In this program, we have to reverse the order of words while keeping the word’s direction the same. Only the words will be interchanged.

For this purpose, we will:

1. We initialize an integer variable ‘i’ to the length of the input string minus one (the index of the last character in the string) and we also initialize two empty strings: ‘ans’ and ‘helper’.

2. If we encounter space anywhere in between then check

• if Helper’s size is greater than 0 ( helper.size&gt;0 ) or not because if helper contains any word that can be our First Space. If yes, it will reverse the order of characters in ‘helper’ using [ ‘reverse( helper .begin(), helper.end()) ]
And we will add a helper into the ‘ans’ to add a space to separate words and resets the ‘helper’ string NULL string again ( because we need helper just to one word )
• If the current character is not a space , it directs to ‘helper’. And this is done to collect characters of the current word in reverse order.

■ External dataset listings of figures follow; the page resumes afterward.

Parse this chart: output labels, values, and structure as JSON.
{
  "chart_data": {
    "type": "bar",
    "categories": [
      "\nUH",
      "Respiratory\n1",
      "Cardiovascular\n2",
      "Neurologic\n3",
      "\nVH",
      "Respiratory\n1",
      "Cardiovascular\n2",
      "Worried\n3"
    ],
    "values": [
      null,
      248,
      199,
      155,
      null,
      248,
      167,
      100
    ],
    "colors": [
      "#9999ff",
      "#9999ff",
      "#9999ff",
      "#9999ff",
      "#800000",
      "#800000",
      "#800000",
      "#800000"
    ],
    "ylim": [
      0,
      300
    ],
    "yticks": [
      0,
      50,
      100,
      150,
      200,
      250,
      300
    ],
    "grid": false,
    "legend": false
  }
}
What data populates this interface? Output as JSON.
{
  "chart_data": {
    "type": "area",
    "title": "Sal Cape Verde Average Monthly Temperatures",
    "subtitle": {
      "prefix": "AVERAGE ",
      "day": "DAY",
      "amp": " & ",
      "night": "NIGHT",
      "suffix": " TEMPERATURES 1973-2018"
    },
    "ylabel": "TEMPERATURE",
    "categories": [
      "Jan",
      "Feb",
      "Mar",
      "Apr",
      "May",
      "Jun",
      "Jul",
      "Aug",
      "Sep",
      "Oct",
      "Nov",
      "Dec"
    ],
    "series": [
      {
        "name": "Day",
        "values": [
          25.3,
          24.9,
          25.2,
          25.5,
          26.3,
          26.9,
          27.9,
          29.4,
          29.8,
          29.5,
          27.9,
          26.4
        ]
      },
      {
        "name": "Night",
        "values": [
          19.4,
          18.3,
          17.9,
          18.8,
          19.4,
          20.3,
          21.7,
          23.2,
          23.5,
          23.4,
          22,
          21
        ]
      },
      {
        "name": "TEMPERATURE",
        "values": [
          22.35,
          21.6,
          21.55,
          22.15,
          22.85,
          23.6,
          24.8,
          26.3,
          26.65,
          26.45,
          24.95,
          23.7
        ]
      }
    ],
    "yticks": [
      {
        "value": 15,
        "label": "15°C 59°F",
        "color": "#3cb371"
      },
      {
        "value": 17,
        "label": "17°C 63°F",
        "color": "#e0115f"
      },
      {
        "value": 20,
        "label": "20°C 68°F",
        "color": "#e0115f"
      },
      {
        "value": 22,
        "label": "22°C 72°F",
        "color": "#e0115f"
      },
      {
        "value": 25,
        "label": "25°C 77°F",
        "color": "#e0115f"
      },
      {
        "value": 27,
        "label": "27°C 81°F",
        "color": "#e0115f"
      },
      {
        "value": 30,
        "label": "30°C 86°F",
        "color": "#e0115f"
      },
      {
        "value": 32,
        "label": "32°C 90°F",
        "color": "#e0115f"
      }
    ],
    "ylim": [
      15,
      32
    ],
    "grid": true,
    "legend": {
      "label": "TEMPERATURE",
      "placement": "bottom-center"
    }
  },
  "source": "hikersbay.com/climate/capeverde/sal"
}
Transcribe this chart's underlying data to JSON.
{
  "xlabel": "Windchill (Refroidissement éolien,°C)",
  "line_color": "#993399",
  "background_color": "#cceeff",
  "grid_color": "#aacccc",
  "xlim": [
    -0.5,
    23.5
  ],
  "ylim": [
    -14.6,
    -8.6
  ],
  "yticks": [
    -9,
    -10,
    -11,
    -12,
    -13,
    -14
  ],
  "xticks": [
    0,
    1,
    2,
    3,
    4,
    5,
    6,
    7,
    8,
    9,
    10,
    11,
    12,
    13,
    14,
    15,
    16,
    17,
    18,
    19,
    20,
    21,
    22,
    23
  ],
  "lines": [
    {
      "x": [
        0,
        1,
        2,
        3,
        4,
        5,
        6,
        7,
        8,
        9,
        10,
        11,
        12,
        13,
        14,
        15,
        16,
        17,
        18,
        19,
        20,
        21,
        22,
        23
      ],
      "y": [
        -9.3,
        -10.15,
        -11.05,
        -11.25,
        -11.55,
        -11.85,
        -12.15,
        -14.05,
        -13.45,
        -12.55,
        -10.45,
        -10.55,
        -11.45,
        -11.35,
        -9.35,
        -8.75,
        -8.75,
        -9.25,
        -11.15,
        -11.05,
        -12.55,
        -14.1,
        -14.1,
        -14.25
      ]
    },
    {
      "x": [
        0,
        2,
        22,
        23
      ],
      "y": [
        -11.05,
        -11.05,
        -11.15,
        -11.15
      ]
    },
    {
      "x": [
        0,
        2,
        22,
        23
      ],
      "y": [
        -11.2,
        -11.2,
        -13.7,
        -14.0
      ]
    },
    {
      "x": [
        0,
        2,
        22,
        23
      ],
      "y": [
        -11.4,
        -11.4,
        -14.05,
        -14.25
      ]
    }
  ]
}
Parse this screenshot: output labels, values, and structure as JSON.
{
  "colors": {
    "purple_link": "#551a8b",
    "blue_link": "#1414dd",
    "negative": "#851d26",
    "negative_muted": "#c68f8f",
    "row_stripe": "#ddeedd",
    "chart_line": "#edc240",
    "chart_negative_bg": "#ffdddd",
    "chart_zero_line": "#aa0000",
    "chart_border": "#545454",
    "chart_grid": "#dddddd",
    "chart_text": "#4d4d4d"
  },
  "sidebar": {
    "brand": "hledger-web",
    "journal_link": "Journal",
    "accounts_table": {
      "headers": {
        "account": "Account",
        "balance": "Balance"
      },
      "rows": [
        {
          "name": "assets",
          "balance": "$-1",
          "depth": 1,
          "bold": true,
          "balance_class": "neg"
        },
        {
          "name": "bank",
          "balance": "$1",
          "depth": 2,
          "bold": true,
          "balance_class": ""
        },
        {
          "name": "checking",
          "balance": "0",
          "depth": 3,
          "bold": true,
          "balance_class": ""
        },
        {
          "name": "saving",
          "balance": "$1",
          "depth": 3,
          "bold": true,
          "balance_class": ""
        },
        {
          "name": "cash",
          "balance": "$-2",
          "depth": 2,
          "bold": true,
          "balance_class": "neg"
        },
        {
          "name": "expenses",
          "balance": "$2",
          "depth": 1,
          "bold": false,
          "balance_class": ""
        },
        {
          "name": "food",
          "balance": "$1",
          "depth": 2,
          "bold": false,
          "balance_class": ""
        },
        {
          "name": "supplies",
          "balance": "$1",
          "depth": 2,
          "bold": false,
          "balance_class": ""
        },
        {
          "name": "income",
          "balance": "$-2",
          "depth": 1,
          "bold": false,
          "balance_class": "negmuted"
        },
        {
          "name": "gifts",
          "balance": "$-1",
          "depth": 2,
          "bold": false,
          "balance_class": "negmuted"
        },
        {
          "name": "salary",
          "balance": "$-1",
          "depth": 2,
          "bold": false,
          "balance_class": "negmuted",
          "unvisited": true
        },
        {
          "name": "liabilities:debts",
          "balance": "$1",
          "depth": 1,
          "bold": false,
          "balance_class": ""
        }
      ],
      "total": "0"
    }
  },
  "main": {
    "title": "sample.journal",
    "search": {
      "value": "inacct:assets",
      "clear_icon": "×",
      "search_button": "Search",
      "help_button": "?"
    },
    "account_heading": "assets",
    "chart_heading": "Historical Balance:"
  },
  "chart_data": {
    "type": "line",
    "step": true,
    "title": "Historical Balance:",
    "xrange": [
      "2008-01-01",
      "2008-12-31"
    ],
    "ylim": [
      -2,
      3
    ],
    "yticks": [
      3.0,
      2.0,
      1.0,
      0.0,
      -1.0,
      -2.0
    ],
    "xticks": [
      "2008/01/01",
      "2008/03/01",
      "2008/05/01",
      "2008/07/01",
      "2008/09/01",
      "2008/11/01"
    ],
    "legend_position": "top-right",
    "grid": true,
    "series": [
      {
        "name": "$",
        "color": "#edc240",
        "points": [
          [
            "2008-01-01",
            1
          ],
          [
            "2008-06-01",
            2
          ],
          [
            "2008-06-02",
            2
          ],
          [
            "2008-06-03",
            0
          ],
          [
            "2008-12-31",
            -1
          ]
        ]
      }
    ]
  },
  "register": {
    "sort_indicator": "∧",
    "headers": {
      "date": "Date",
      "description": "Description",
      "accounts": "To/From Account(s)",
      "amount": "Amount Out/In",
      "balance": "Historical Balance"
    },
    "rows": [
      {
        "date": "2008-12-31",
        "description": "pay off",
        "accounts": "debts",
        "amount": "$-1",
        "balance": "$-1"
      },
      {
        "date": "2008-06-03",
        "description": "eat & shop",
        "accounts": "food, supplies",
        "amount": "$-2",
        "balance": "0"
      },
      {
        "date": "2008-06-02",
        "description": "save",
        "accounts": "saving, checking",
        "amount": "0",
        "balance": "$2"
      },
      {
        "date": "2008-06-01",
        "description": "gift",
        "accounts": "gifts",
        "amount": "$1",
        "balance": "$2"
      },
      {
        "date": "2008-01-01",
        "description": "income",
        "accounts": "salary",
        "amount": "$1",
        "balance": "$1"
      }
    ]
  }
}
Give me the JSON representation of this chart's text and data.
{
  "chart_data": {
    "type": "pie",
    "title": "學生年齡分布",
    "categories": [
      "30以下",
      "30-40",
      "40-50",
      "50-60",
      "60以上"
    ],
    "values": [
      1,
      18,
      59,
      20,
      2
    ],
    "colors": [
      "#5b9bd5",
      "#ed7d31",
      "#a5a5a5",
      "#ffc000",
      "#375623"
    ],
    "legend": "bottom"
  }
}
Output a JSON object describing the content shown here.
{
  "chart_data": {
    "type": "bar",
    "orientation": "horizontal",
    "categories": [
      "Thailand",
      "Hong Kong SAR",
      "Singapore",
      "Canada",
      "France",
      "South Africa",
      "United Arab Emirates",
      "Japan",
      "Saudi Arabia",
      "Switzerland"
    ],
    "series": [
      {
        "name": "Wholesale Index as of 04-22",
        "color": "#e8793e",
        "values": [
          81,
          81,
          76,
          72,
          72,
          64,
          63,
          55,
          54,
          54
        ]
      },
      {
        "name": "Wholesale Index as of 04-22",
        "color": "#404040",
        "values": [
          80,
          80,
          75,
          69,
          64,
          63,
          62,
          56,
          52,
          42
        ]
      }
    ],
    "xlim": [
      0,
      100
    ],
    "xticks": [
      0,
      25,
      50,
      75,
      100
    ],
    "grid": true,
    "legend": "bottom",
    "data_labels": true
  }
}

3. After the loop, it checks if ‘helper’ is not empty . If ‘helper’ is not empty , it means the last word has been collected , and it will be added to the ‘ans’ .

• The code reverses the the order of characters in ‘helper’ and directs it to ‘ans’ , and ensures that there is no extra space at the end.

4. Finally, the string with reversed words is stored in ‘ans’, and it is returned as a result.